Herr Minister Dr. Aeikens bittet, seine Abwesenheit am zweiten Sitzungstag wegen der Teilnahme an der Agrarministerkonferenz zu entschuldigen.

Herr Staatsminister Robra bat mit Schreiben vom 19. April 2012, seine Abwesenheit am zweiten Sitzungstag bis 11 Uhr wegen eines kurzfristig festgesetzten Termins für ein Berichterstattergespräch zur Besteuerung von Sportwetten im Deutschen Bundestag zu entschuldigen.

Gestatten Sie mir vor Eintritt in die Tagesordnung eine Anmerkung. Wir sind immer wieder überrascht, welche Themen wie viel Aufmerksamkeit in der Öffentlichkeit erlangen. Wenn bestimmte Themen den Landtag berühren, sollten wir uns, wenn das erforderlich zu sein scheint, dazu äußern. Ich möchte zur Festlegung der Tagesordnung zum Verständnis, vielleicht auch zur allgemeinen Aufklärung einige wenige Anmerkungen machen.

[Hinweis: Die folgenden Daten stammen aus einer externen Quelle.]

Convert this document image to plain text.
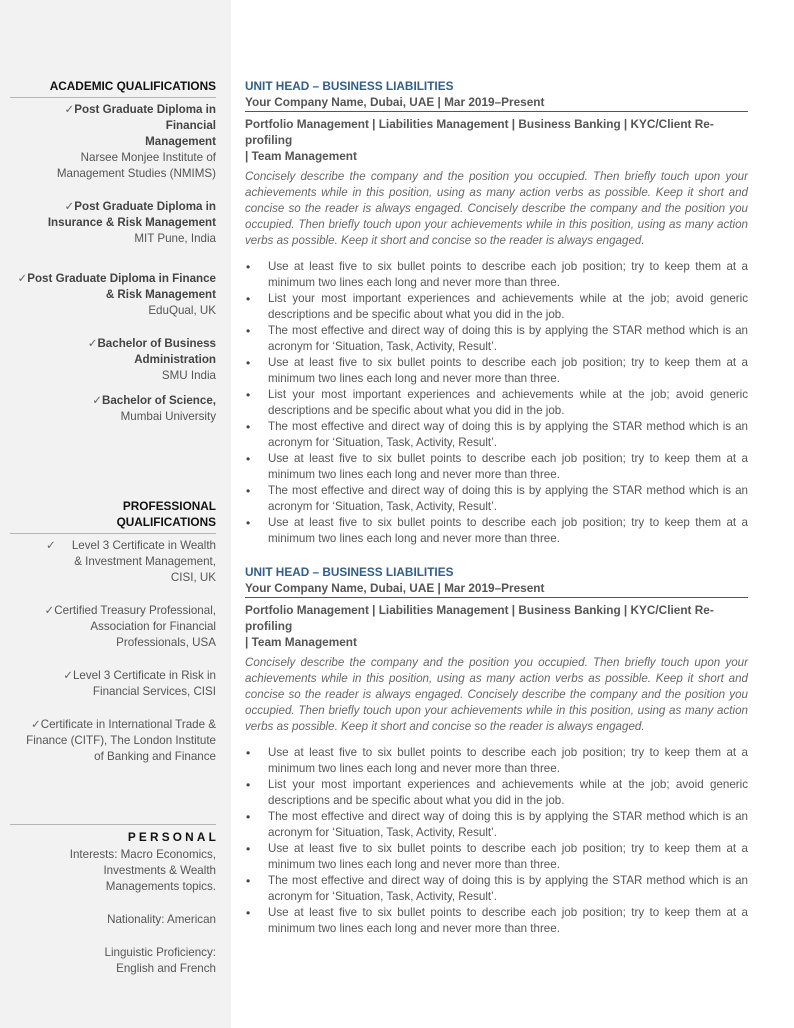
ACADEMIC QUALIFICATIONS
✓Post Graduate Diploma in Financial
Management
Narsee Monjee Institute of
Management Studies (NMIMS)
✓Post Graduate Diploma in
Insurance & Risk Management
MIT Pune, India
✓Post Graduate Diploma in Finance
& Risk Management
EduQual, UK
✓Bachelor of Business
Administration
SMU India
✓Bachelor of Science,
Mumbai University
PROFESSIONAL
QUALIFICATIONS
✓     Level 3 Certificate in Wealth
& Investment Management,
CISI, UK
✓Certified Treasury Professional,
Association for Financial
Professionals, USA
✓Level 3 Certificate in Risk in
Financial Services, CISI
✓Certificate in International Trade &
Finance (CITF), The London Institute
of Banking and Finance
PERSONAL
Interests: Macro Economics,
Investments & Wealth
Managements topics.
Nationality: American
Linguistic Proficiency:
English and French
UNIT HEAD – BUSINESS LIABILITIES
Your Company Name, Dubai, UAE | Mar 2019–Present
Portfolio Management | Liabilities Management | Business Banking | KYC/Client Re-profiling
| Team Management
Concisely describe the company and the position you occupied. Then briefly touch upon your achievements while in this position, using as many action verbs as possible. Keep it short and concise so the reader is always engaged. Concisely describe the company and the position you occupied. Then briefly touch upon your achievements while in this position, using as many action verbs as possible. Keep it short and concise so the reader is always engaged.
• Use at least five to six bullet points to describe each job position; try to keep them at a minimum two lines each long and never more than three.
• List your most important experiences and achievements while at the job; avoid generic descriptions and be specific about what you did in the job.
• The most effective and direct way of doing this is by applying the STAR method which is an acronym for ‘Situation, Task, Activity, Result’.
• Use at least five to six bullet points to describe each job position; try to keep them at a minimum two lines each long and never more than three.
• List your most important experiences and achievements while at the job; avoid generic descriptions and be specific about what you did in the job.
• The most effective and direct way of doing this is by applying the STAR method which is an acronym for ‘Situation, Task, Activity, Result’.
• Use at least five to six bullet points to describe each job position; try to keep them at a minimum two lines each long and never more than three.
• The most effective and direct way of doing this is by applying the STAR method which is an acronym for ‘Situation, Task, Activity, Result’.
• Use at least five to six bullet points to describe each job position; try to keep them at a minimum two lines each long and never more than three.
UNIT HEAD – BUSINESS LIABILITIES
Your Company Name, Dubai, UAE | Mar 2019–Present
Portfolio Management | Liabilities Management | Business Banking | KYC/Client Re-profiling
| Team Management
Concisely describe the company and the position you occupied. Then briefly touch upon your achievements while in this position, using as many action verbs as possible. Keep it short and concise so the reader is always engaged. Concisely describe the company and the position you occupied. Then briefly touch upon your achievements while in this position, using as many action verbs as possible. Keep it short and concise so the reader is always engaged.
• Use at least five to six bullet points to describe each job position; try to keep them at a minimum two lines each long and never more than three.
• List your most important experiences and achievements while at the job; avoid generic descriptions and be specific about what you did in the job.
• The most effective and direct way of doing this is by applying the STAR method which is an acronym for ‘Situation, Task, Activity, Result’.
• Use at least five to six bullet points to describe each job position; try to keep them at a minimum two lines each long and never more than three.
• The most effective and direct way of doing this is by applying the STAR method which is an acronym for ‘Situation, Task, Activity, Result’.
• Use at least five to six bullet points to describe each job position; try to keep them at a minimum two lines each long and never more than three.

Die erste Bemerkung. Ich habe einigen wenigen Medien die Nachricht entnehmen können, dass es angeblich außergewöhnlich sein soll, dass die Einordnung eines einzelnen Tagesordnungspunktes in die Tagesordnung einmütig erfolgte. Dazu möchte ich aufklärend mitteilen: Der Ältestenrat regelt die Angelegenheiten des Hohen Hauses, sowohl Angelegenheiten der Geschäftsordnung, Abläufe, innerbetriebliche Angelegenheiten als auch die Tagesordnung der Plenarsitzung immer im Einvernehmen. Insofern ist das nicht außergewöhnlich.

Ich empfehle Ihnen dazu die einschlägigen Publikationen, die meine Amtsvorgänger mit einer entsprechenden Beschreibung des Arbeitscharakters des Ältestenrates herausgegeben haben. Darin wird diese Arbeitsweise seit Jahren so beschrieben.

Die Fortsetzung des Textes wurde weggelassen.